Related: Doctor Fails to Diagnose Patient with Myocarditis
Expert witnesses have taken the stand to help jurors resolve whether Michele died at the hands of her husband, as Utah prosecutors allege, or from myocarditis, as the defense claims. A cardiology expert witness, a forensic pathologist, and a medical toxicology expert witness testified about their opinions regarding Michele’s death.
Cardiology expert witness, Dr. David Cragun, testified for the prosecution, disputing the defense’s argument that Michele died of myocarditis.
Dr. Cragun argued that Michele’s myocarditis was mild. “In my experience, patients with mild myocarditis have mild problems,” Cragun said. “They don’t normally have serious arrhythmias or life-threatening situations.” He testified that “lack of symptomotology and lab work make it unlikely her myocarditis was severe enough to cause death.”
Dr. Joshua Perper, a forensic pathologist, supports the prosecution’s allegation that MacNeill was drowned, testifying that “[i]t was clear she was inhaling a significant amount of water.” Perper “did not find any evidence of myocarditis in the slides containing small slices of Michele MacNeill’s heart that he analyzed.” Furthermore, he noted that Michele’s “lungs were heavier than normal, and her blood was diluted — indicating that her bloodstream absorbed water that she had inhaled.” Perper testified that “the level of dilution could only be explained by water entering her lungs and crossing through tiny blood vessels and into her bloodstream.”
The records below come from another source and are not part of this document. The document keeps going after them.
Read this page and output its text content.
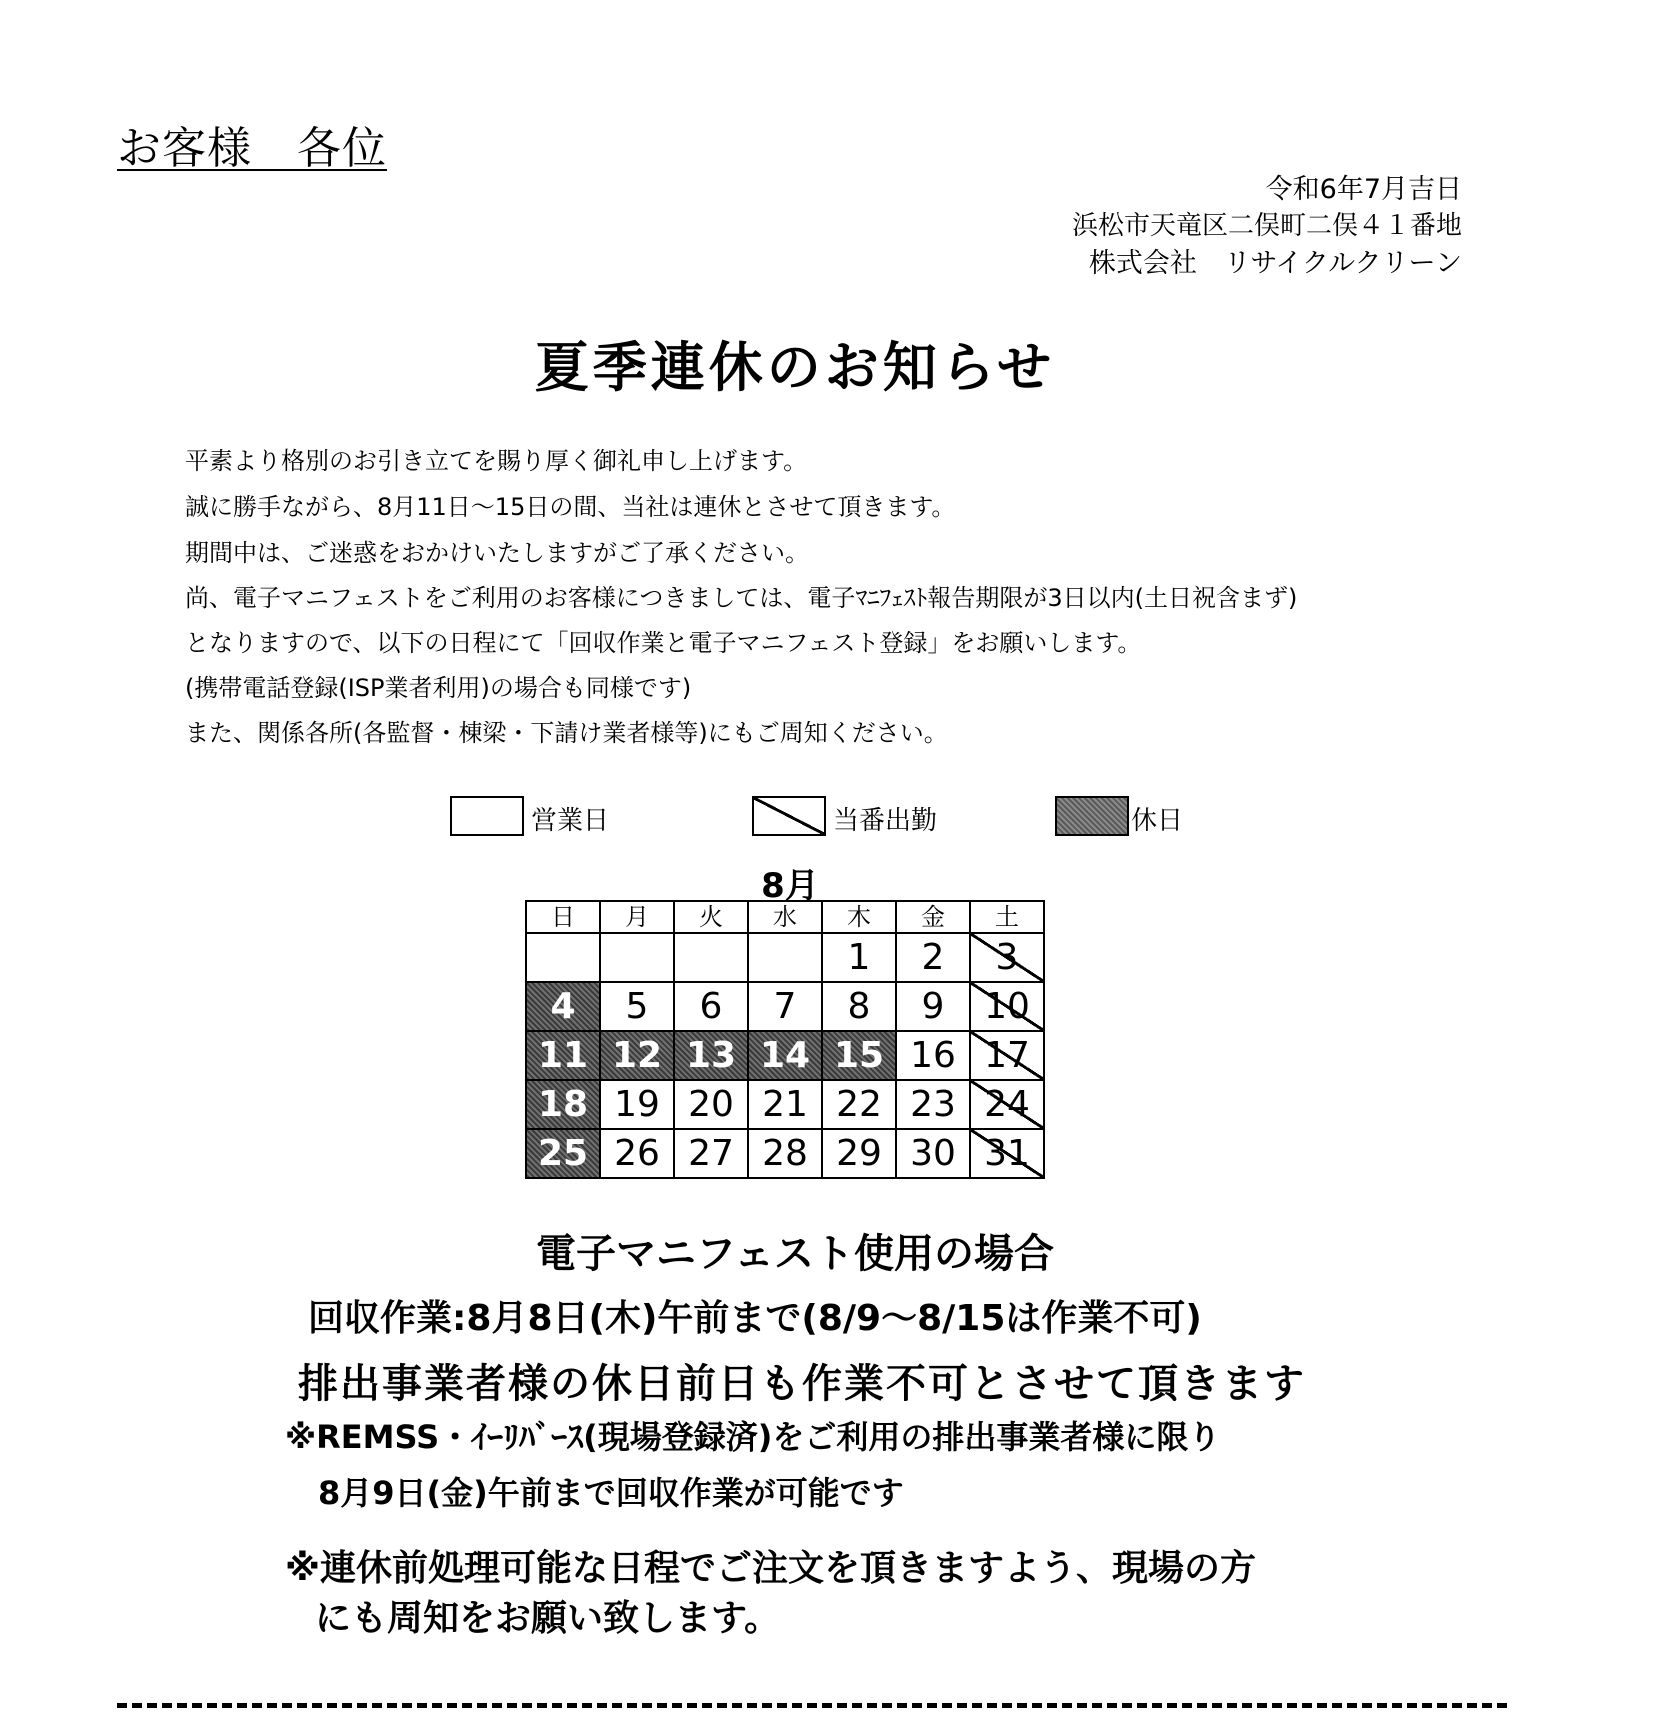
お客様　各位
令和6年7月吉日
浜松市天竜区二俣町二俣４１番地
株式会社　リサイクルクリーン
夏季連休のお知らせ
平素より格別のお引き立てを賜り厚く御礼申し上げます。
誠に勝手ながら、8月11日～15日の間、当社は連休とさせて頂きます。
期間中は、ご迷惑をおかけいたしますがご了承ください。
尚、電子マニフェストをご利用のお客様につきましては、電子ﾏﾆﾌｪｽﾄ報告期限が3日以内(土日祝含まず)
となりますので、以下の日程にて「回収作業と電子マニフェスト登録」をお願いします。
(携帯電話登録(ISP業者利用)の場合も同様です)
また、関係各所(各監督・棟梁・下請け業者様等)にもご周知ください。
営業日	当番出勤	休日
8月
日	月	火	水	木	金	土
				1	2	3
4	5	6	7	8	9	10
11	12	13	14	15	16	17
18	19	20	21	22	23	24
25	26	27	28	29	30	31
電子マニフェスト使用の場合
回収作業:8月8日(木)午前まで(8/9～8/15は作業不可)
排出事業者様の休日前日も作業不可とさせて頂きます
※REMSS・ｲｰﾘﾊﾞｰｽ(現場登録済)をご利用の排出事業者様に限り
8月9日(金)午前まで回収作業が可能です
※連休前処理可能な日程でご注文を頂きますよう、現場の方
にも周知をお願い致します。
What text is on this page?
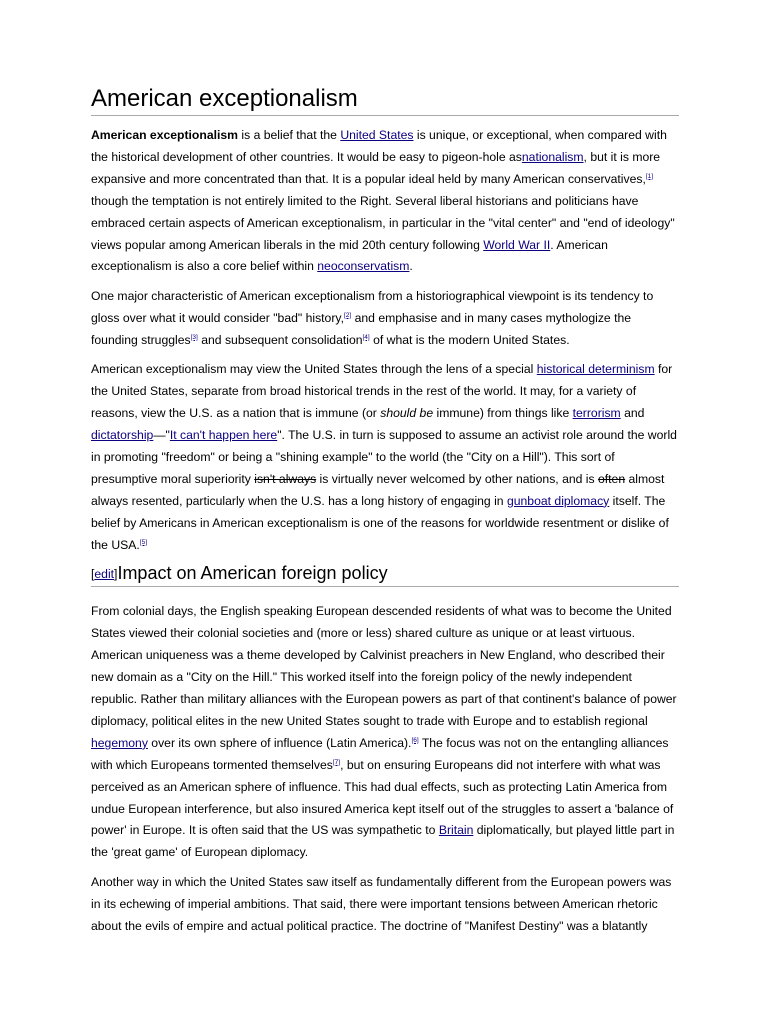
American exceptionalism

American exceptionalism is a belief that the United States is unique, or exceptional, when compared with the historical development of other countries. It would be easy to pigeon-hole asnationalism, but it is more expansive and more concentrated than that. It is a popular ideal held by many American conservatives,[1] though the temptation is not entirely limited to the Right. Several liberal historians and politicians have embraced certain aspects of American exceptionalism, in particular in the "vital center" and "end of ideology" views popular among American liberals in the mid 20th century following World War II. American exceptionalism is also a core belief within neoconservatism.

One major characteristic of American exceptionalism from a historiographical viewpoint is its tendency to gloss over what it would consider "bad" history,[2] and emphasise and in many cases mythologize the founding struggles[3] and subsequent consolidation[4] of what is the modern United States.

American exceptionalism may view the United States through the lens of a special historical determinism for the United States, separate from broad historical trends in the rest of the world. It may, for a variety of reasons, view the U.S. as a nation that is immune (or should be immune) from things like terrorism and dictatorship—"It can't happen here". The U.S. in turn is supposed to assume an activist role around the world in promoting "freedom" or being a "shining example" to the world (the "City on a Hill"). This sort of presumptive moral superiority isn't always is virtually never welcomed by other nations, and is often almost always resented, particularly when the U.S. has a long history of engaging in gunboat diplomacy itself. The belief by Americans in American exceptionalism is one of the reasons for worldwide resentment or dislike of the USA.[5]

[edit]Impact on American foreign policy

From colonial days, the English speaking European descended residents of what was to become the United States viewed their colonial societies and (more or less) shared culture as unique or at least virtuous. American uniqueness was a theme developed by Calvinist preachers in New England, who described their new domain as a "City on the Hill." This worked itself into the foreign policy of the newly independent republic. Rather than military alliances with the European powers as part of that continent's balance of power diplomacy, political elites in the new United States sought to trade with Europe and to establish regional hegemony over its own sphere of influence (Latin America).[6] The focus was not on the entangling alliances with which Europeans tormented themselves[7], but on ensuring Europeans did not interfere with what was perceived as an American sphere of influence. This had dual effects, such as protecting Latin America from undue European interference, but also insured America kept itself out of the struggles to assert a 'balance of power' in Europe. It is often said that the US was sympathetic to Britain diplomatically, but played little part in the 'great game' of European diplomacy.

Another way in which the United States saw itself as fundamentally different from the European powers was in its echewing of imperial ambitions. That said, there were important tensions between American rhetoric about the evils of empire and actual political practice. The doctrine of "Manifest Destiny" was a blatantly
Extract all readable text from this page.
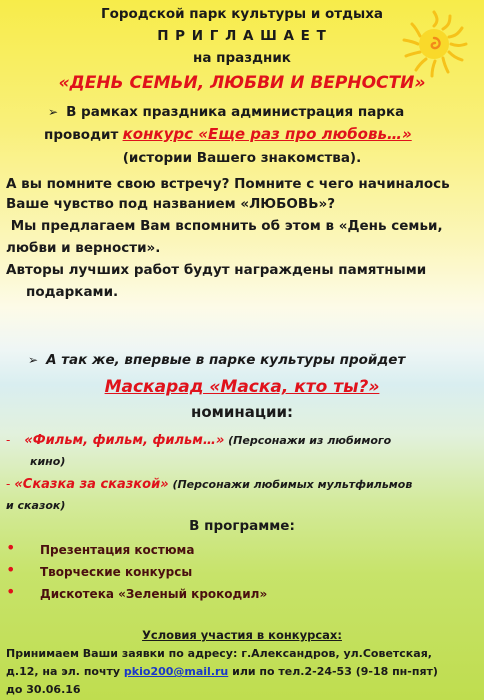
Городской парк культуры и отдыха
П Р И Г Л А Ш А Е Т
на праздник
«ДЕНЬ СЕМЬИ, ЛЮБВИ И ВЕРНОСТИ»
➢ В рамках праздника администрация парка
проводит конкурс «Еще раз про любовь…»
(истории Вашего знакомства).
А вы помните свою встречу? Помните с чего начиналось
Ваше чувство под названием «ЛЮБОВЬ»?
Мы предлагаем Вам вспомнить об этом в «День семьи,
любви и верности».
Авторы лучших работ будут награждены памятными
подарками.
➢ А так же, впервые в парке культуры пройдет
Маскарад «Маска, кто ты?»
номинации:
- «Фильм, фильм, фильм…» (Персонажи из любимого
кино)
- «Сказка за сказкой» (Персонажи любимых мультфильмов
и сказок)
В программе:
Презентация костюма
•
Творческие конкурсы
•
Дискотека «Зеленый крокодил»
•
Условия участия в конкурсах:
Принимаем Ваши заявки по адресу: г.Александров, ул.Советская,
д.12, на эл. почту pkio200@mail.ru или по тел.2-24-53 (9-18 пн-пят)
до 30.06.16
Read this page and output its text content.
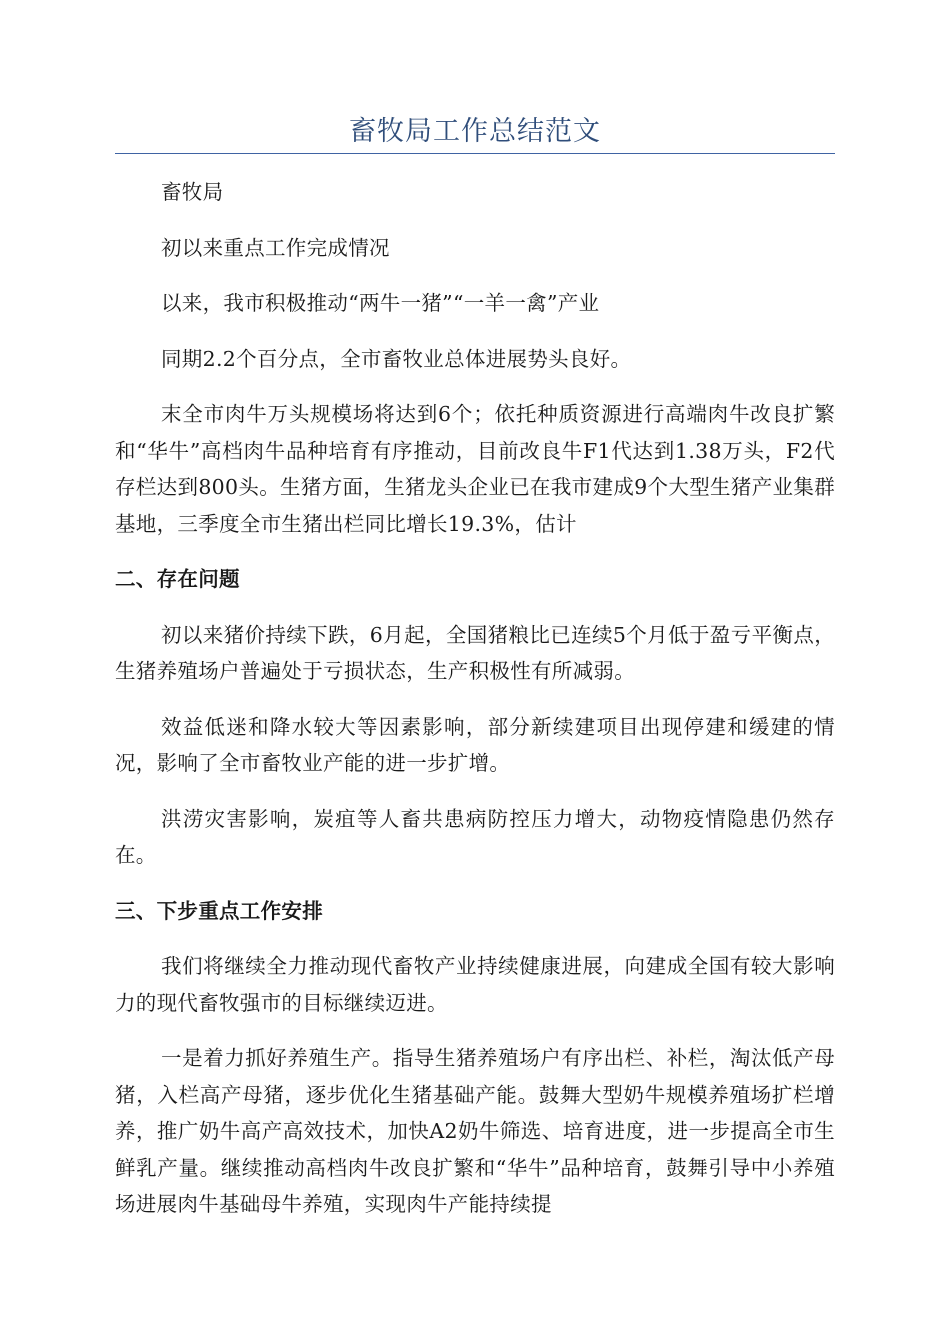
畜牧局工作总结范文

畜牧局

初以来重点工作完成情况

以来，我市积极推动“两牛一猪”“一羊一禽”产业

同期2.2个百分点，全市畜牧业总体进展势头良好。

末全市肉牛万头规模场将达到6个；依托种质资源进行高端肉牛改良扩繁和“华牛”高档肉牛品种培育有序推动，目前改良牛F1代达到1.38万头，F2代存栏达到800头。生猪方面，生猪龙头企业已在我市建成9个大型生猪产业集群基地，三季度全市生猪出栏同比增长19.3%，估计

二、存在问题

初以来猪价持续下跌，6月起，全国猪粮比已连续5个月低于盈亏平衡点，生猪养殖场户普遍处于亏损状态，生产积极性有所减弱。

效益低迷和降水较大等因素影响，部分新续建项目出现停建和缓建的情况，影响了全市畜牧业产能的进一步扩增。

洪涝灾害影响，炭疽等人畜共患病防控压力增大，动物疫情隐患仍然存在。

三、下步重点工作安排

我们将继续全力推动现代畜牧产业持续健康进展，向建成全国有较大影响力的现代畜牧强市的目标继续迈进。

一是着力抓好养殖生产。指导生猪养殖场户有序出栏、补栏，淘汰低产母猪，入栏高产母猪，逐步优化生猪基础产能。鼓舞大型奶牛规模养殖场扩栏增养，推广奶牛高产高效技术，加快A2奶牛筛选、培育进度，进一步提高全市生鲜乳产量。继续推动高档肉牛改良扩繁和“华牛”品种培育，鼓舞引导中小养殖场进展肉牛基础母牛养殖，实现肉牛产能持续提
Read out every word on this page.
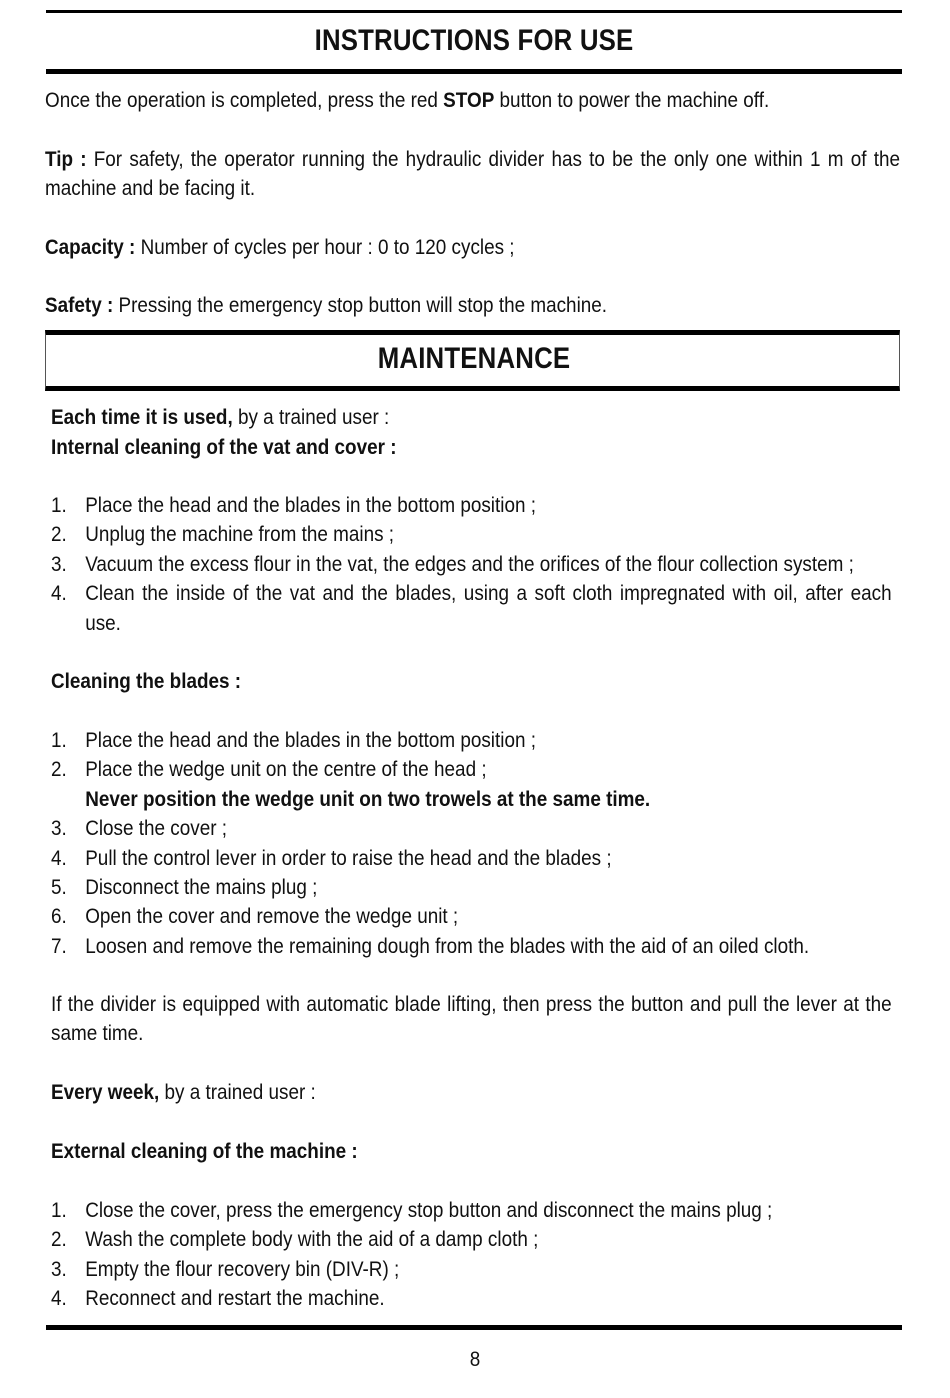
INSTRUCTIONS FOR USE
Once the operation is completed, press the red STOP button to power the machine off.
Tip : For safety, the operator running the hydraulic divider has to be the only one within 1 m of the machine and be facing it.
Capacity : Number of cycles per hour : 0 to 120 cycles ;
Safety : Pressing the emergency stop button will stop the machine.
MAINTENANCE
Each time it is used, by a trained user :
Internal cleaning of the vat and cover :
1. Place the head and the blades in the bottom position ;
2. Unplug the machine from the mains ;
3. Vacuum the excess flour in the vat, the edges and the orifices of the flour collection system ;
4. Clean the inside of the vat and the blades, using a soft cloth impregnated with oil, after each use.
Cleaning the blades :
1. Place the head and the blades in the bottom position ;
2. Place the wedge unit on the centre of the head ;
Never position the wedge unit on two trowels at the same time.
3. Close the cover ;
4. Pull the control lever in order to raise the head and the blades ;
5. Disconnect the mains plug ;
6. Open the cover and remove the wedge unit ;
7. Loosen and remove the remaining dough from the blades with the aid of an oiled cloth.
If the divider is equipped with automatic blade lifting, then press the button and pull the lever at the same time.
Every week, by a trained user :
External cleaning of the machine :
1. Close the cover, press the emergency stop button and disconnect the mains plug ;
2. Wash the complete body with the aid of a damp cloth ;
3. Empty the flour recovery bin (DIV-R) ;
4. Reconnect and restart the machine.
8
Ultimately though, Perper “classified Michele MacNeill’s manner of death as ‘undetermined,’ saying there was not enough evidence to conclude without a doubt that a homicide occurred.”
Expert witness Dr. Gary Dawson, a pharmacist and toxicology expert, took the stand at trial to discuss the surprising amount of drugs present in Michele’s system following a standard cosmetic surgery face-lift. Michele did not have extensive prior exposure to the drugs – she was “drug naïve” – and thus “her ability to tolerate drugs and their symptoms would not be as high as someone who frequently used pain killers.” Dawson testified that there was “little chance that Michele MacNeill would have been alert with the dangerous quadruple combination of prescription medications found in her system at the time of her death.” He also noted that the high level of Ambien in her system at midday suggested that “the drug was administered within two hours of when she was found.”
One issue complicating the prosecution’s case in the Martin MacNeill murder trial is the fact that changes were made to Michele’s initial death report. Assistant medical examiner Maurreen Frikee (who sadly died from breast cancer in 2008) had determined that “Michele MacNeill died of cardiovascular disease with hypertension (high blood pressure) and myocarditis (inflammation of the heart).” This was changed, though, in 2010 after the Utah state attorney’s office received information that MacNeill’s affair may have provided motive for Michele’s death. Chief Utah Medical Examiner Todd Grey, who had inherited the case from Frikee, revisited the initial autopsy report. He changed Michele’s cause of death to “undetermined,” amending the report “to include the possibility that ‘drug toxicity’ — or the ‘adverse effect of drugs on the body’ — may have also played a role.”
Yet, evidence suggests that Grey was pressured by investigators to change the report. MacNeill’s defense attorney, Randy Spencer, “read an email Grey initially sent investigators in September 2008, in which he declined to amend Michele MacNeill’s cause of death because there was ‘nothing in the autopsy or toxicology findings that proves her death was from an unnatural cause… the autopsy findings certainly find evidence of natural disease that could explain death.’”
The five-week trial is scheduled to run through November 15.